Ich möchte Metaphysik in meinem Leben nicht gänzlich ausschließen, einfach weil es Dinge gibt, die außerhalb unseres Verständnisses sind. Spiritualität ist mir wichtig und das wird es auch bleiben. Der christliche Rahmen ist einfach nur das Koordinatensystem, in dem ich aufgewachsen bin. Persönlich halte ich nichts davon, beispielsweise dem Buddhismus nachzugehen, weil ich mich kulturell dort nicht heimisch fühle.

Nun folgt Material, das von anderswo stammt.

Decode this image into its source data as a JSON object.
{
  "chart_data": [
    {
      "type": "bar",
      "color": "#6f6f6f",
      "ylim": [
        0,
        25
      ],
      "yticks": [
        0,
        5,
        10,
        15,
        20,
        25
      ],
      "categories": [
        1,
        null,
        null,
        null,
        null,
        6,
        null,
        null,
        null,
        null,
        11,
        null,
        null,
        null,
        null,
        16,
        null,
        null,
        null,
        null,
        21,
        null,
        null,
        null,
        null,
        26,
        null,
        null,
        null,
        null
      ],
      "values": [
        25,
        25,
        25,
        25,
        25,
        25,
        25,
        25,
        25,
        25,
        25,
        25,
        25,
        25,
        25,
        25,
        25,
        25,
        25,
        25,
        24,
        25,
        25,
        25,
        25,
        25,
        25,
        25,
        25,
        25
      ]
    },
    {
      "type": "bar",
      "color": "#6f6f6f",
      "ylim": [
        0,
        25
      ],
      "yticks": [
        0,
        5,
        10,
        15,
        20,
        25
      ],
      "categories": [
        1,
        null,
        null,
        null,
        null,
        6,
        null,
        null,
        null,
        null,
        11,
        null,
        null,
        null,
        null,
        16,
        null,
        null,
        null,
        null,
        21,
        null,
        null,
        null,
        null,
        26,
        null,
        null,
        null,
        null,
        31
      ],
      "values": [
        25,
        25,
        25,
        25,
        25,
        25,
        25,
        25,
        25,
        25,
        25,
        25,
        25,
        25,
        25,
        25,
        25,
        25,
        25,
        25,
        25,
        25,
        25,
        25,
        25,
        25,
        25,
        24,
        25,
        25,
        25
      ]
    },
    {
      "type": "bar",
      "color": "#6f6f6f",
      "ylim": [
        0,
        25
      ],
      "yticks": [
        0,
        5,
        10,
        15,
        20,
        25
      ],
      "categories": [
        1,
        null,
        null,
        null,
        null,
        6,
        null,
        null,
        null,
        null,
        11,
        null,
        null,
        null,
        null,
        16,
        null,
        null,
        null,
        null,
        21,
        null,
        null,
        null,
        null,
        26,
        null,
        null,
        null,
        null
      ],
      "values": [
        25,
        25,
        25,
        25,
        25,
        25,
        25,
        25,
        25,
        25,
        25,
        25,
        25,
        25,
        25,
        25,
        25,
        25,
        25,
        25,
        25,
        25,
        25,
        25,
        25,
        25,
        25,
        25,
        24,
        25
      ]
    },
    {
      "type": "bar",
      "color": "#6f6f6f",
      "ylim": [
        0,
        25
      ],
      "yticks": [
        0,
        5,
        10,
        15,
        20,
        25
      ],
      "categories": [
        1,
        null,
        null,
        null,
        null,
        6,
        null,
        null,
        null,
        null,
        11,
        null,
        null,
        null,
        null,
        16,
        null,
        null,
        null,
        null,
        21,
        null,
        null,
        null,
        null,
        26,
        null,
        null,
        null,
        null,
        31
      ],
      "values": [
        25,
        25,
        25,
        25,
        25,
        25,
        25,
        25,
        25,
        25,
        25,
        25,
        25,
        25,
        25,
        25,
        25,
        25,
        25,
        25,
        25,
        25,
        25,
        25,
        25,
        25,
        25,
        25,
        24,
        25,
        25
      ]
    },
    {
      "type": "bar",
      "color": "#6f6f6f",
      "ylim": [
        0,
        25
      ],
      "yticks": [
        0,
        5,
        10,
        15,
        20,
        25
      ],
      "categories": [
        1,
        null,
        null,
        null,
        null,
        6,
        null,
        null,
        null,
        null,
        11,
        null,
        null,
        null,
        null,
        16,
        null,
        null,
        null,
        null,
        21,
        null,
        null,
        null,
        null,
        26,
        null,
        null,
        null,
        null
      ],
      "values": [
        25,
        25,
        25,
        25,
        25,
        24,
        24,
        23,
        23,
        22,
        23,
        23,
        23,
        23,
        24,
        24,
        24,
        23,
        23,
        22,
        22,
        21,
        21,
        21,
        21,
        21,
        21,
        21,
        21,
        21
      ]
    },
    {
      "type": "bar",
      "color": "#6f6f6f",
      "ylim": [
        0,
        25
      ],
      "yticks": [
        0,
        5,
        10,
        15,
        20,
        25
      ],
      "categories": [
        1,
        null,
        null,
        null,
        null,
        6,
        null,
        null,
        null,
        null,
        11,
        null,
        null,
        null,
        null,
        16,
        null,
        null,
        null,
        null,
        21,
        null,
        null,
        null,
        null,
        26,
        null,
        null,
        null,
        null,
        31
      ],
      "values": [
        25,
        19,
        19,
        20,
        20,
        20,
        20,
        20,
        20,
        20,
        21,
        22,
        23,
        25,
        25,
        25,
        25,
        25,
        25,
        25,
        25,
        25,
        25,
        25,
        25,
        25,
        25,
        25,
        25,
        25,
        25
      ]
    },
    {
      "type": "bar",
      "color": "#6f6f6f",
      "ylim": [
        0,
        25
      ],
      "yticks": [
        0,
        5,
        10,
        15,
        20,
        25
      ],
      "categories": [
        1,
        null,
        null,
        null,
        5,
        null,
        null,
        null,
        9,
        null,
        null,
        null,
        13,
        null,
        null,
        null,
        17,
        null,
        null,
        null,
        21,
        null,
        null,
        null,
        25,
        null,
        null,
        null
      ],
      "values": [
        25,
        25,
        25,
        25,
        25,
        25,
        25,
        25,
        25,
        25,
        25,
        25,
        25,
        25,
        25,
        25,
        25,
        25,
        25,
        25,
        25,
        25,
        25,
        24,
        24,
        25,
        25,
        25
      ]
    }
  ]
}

Eine Sache muss ich noch loswerden - einen Witz, den der Herr Kaplan zum Schluss des Gottesdienstes gestern zum Besten gab:

"Es ist kurz vor den Sommerferien. Gottvater, Gottsohn und Gott Heiliger Geist diskutieren, wohin sie in Urlaub fahren wollen.
'Ich glaube, ich bleibe dieses Jahr im Himmel', so Gottvater.
'Ich denke, ich fahre mal nach Amerika - auf keinen Fall nach Israel. Mein letzter Besuch endete unschön', sagt Gottsohn.
Daraufhin der Heilige Geist: 'Ach, ich werde mal nach Rom fahren - dort war ich noch nie.'"

Übrigens bedeutet Losing my Religion laut Wikipedia "aus der Haut fahren" oder "die Nase voll haben" und ist ein Ausdruck aus den Südstaaten. R.E.M. stammen bekanntlich aus Athens, Georgia. Das Ganze hat also rein gar nichts mit Religion zu tun.